Par Marine Dessaux | Le | Pédagogie

Technologie qui révolutionne les usages rédactionnels et la production de synthèses, l’intelligence artificielle ChatGPT engendre de nombreux questionnements dans le monde de l’éducation. Les enseignants, chercheurs et établissements commencent à définir leur positionnement et trouvent de premières réponses.

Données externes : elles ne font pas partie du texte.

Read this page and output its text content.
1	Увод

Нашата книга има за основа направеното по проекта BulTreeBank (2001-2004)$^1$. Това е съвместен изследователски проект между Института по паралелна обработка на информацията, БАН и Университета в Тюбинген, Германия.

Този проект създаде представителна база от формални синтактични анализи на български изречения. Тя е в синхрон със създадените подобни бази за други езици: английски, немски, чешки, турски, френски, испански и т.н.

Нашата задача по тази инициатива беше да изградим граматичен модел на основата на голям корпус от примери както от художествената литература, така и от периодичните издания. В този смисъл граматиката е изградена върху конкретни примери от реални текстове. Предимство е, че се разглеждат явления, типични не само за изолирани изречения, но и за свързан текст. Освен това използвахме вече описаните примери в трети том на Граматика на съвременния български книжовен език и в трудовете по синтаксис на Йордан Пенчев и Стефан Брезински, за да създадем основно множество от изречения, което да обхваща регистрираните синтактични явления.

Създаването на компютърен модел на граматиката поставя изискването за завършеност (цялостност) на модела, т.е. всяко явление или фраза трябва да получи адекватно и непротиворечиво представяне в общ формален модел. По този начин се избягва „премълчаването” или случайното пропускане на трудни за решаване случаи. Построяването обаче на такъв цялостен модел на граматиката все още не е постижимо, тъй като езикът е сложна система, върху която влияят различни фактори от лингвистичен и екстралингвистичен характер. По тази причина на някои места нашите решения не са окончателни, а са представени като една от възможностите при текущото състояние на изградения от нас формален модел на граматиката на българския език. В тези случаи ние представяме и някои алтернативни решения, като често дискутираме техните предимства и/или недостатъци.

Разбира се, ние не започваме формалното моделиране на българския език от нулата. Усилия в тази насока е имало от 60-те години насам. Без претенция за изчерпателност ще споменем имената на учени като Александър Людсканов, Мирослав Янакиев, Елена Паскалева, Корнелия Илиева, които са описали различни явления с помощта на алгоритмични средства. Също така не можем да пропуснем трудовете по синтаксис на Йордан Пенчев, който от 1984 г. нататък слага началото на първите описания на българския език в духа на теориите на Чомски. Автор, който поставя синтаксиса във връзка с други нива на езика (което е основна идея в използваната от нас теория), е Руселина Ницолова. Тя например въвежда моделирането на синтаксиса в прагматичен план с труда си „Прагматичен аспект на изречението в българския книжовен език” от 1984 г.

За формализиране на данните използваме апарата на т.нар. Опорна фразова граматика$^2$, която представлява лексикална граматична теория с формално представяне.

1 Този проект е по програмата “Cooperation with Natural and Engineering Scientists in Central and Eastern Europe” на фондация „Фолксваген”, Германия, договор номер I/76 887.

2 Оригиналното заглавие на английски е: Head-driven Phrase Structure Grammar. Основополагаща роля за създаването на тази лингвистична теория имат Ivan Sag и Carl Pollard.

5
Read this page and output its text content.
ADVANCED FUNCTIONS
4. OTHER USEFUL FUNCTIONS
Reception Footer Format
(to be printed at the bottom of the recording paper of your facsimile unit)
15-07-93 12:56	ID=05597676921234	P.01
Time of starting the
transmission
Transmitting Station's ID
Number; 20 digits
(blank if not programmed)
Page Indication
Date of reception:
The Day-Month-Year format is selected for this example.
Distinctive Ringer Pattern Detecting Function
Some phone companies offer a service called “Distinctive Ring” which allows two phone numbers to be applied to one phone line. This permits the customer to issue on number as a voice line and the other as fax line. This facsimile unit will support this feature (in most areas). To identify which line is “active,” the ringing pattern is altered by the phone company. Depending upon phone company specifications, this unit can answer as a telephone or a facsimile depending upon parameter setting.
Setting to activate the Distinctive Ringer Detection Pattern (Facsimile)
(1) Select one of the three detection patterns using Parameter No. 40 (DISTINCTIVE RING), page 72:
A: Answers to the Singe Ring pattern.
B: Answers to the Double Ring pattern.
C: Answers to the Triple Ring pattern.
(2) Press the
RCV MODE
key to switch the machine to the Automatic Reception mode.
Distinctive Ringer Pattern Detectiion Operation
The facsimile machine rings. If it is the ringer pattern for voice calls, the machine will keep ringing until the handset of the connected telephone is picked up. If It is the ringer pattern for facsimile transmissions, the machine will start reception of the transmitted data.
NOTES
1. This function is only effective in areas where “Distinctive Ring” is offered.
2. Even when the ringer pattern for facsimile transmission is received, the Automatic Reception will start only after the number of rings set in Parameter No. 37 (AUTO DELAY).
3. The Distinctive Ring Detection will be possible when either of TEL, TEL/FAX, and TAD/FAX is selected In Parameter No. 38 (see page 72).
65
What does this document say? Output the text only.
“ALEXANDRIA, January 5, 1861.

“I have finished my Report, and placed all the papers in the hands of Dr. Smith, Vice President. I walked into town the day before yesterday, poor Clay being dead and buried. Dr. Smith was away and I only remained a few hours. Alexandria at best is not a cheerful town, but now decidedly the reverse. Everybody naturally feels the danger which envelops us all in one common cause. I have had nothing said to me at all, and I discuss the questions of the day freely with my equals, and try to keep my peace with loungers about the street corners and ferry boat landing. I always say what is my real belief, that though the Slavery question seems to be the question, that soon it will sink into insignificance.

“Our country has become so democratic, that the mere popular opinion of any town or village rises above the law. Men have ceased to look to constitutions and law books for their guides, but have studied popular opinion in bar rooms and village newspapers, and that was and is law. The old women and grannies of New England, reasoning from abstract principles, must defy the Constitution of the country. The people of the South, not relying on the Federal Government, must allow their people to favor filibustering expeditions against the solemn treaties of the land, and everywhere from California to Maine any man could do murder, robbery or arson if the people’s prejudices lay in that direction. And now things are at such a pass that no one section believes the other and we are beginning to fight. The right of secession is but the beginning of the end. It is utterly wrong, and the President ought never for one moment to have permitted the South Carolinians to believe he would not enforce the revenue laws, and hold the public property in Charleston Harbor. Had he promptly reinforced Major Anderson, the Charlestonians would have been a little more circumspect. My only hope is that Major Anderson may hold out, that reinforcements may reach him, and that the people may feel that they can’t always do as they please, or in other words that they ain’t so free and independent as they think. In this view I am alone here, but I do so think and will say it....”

Interdire ChatGPT ? L’utiliser comme un outil pédagogique ? L’ESR tâtonne sur les usages de l’IA. - © jcomp
Interdire ChatGPT ? L’utiliser comme un outil pédagogique ? L’ESR tâtonne sur les usages de l’IA. - © jcomp

Depuis plusieurs semaines, la dernière version de l’intelligence artificielle ChatGPT d’OpenAI met en ébullition les institutions, établissements et acteurs de l’enseignement supérieur et la recherche. Aux États-Unis, elle obtient un B lors d’une évaluation en école de commerce ; en Belgique, elle réussit un examen d’entrée pour les ingénieurs ; à Sciences Po, son utilisation est désormais « strictement interdite » en dehors du cadre pédagogique… Pour l’enseignement comme pour la recherche, cette nouvelle technologie soulève de nombreuses questions et de premiers positionnements sont à observer.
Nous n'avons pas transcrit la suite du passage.